Rumors of Our Demise

14 August 2015

Galaxy images from the GAMA survey. ICRAR/GAMA and ESO
Galaxy images from the GAMA survey.

The universe is dying, so the headlines read. While it’s true in a way, it seems a rather odd term to apply to the universe.

The headline comes from a study looking at the amount of light put out by different galaxies. The team surveyed more than 200,000 galaxies at a range of wavelengths, from infrared to ultraviolet, and they found that more distant galaxies give off more light (on average) than closer ones. Since light takes time to reach us from distant galaxies, this study gives us an idea of how energy production in galaxies changes over time. What they found was that the light produced by galaxies today is about half what it was 2 billion years ago. Hence the headline that the universe is dying.

But “dying” is an odd term for this result. To use a human analogy, it would be strange to say that a healthy 35 year old is dying, though technically it’s true. Rather the decrease of light production is like that small twinge in your knee. It reminds you of your own mortality, even though your last conscious moment may be decades away. We know our time on this world is finite, and every now and then some experience reminds us of that.

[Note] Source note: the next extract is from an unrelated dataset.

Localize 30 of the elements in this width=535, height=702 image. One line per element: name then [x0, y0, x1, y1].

The same is true in the case of these results. We’ve known that star production in the universe peaked about 6 to 10 billion years ago, and this new result further confirms this. We’ve also long known that the universe was likely fated to end because of the laws of thermodynamics. We are not only finite creatures, but we live in a finite universe.

This past week many of you watched the night skies to see the Perseid meteor shower. You may have looked in awe at a brilliant shooting star, never thinking of that moment as a death. But in some ways it was. A particle of dust from the formation of our solar system had lived as part of a comet for billions of years, only to be ejected as part of the comet’s tail, and finally to vaporize in Earth’s upper atmosphere. A moment of wonder in a fiery demise.

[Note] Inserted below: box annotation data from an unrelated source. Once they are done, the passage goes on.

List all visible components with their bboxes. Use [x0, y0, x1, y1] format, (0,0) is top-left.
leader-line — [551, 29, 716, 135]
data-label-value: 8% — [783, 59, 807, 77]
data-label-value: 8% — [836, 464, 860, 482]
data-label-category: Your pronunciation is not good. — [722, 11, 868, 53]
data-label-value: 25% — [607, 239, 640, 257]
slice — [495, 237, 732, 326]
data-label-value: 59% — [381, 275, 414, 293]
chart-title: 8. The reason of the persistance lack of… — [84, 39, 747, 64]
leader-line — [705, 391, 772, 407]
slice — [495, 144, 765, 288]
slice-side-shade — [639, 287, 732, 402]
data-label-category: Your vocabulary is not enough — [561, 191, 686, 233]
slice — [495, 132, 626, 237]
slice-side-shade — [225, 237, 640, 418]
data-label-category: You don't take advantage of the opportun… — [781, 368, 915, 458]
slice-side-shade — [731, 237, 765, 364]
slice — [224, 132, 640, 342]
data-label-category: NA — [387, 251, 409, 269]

As humans we tend to mark our lives by big events. The birth of a child, the death of a parent. Our world is often small, and focused on our personal experiences. Part of what makes astronomy so powerful is that it forces us to look beyond our personal cosmos. We are part of a human species that will survive long beyond our personal lives, but even humanity’s existence is tied to a fading cosmos. Our tribe will not live forever. Yet we can can have wondrous experiences in this universe. Finite, yes, but wondrous none the less.

So we can cherish the moments we have in the Sun, and recognize that its finite nature is part of what makes it precious, or we can fill our lives with distractions while we try to ignore the rumors of our demise.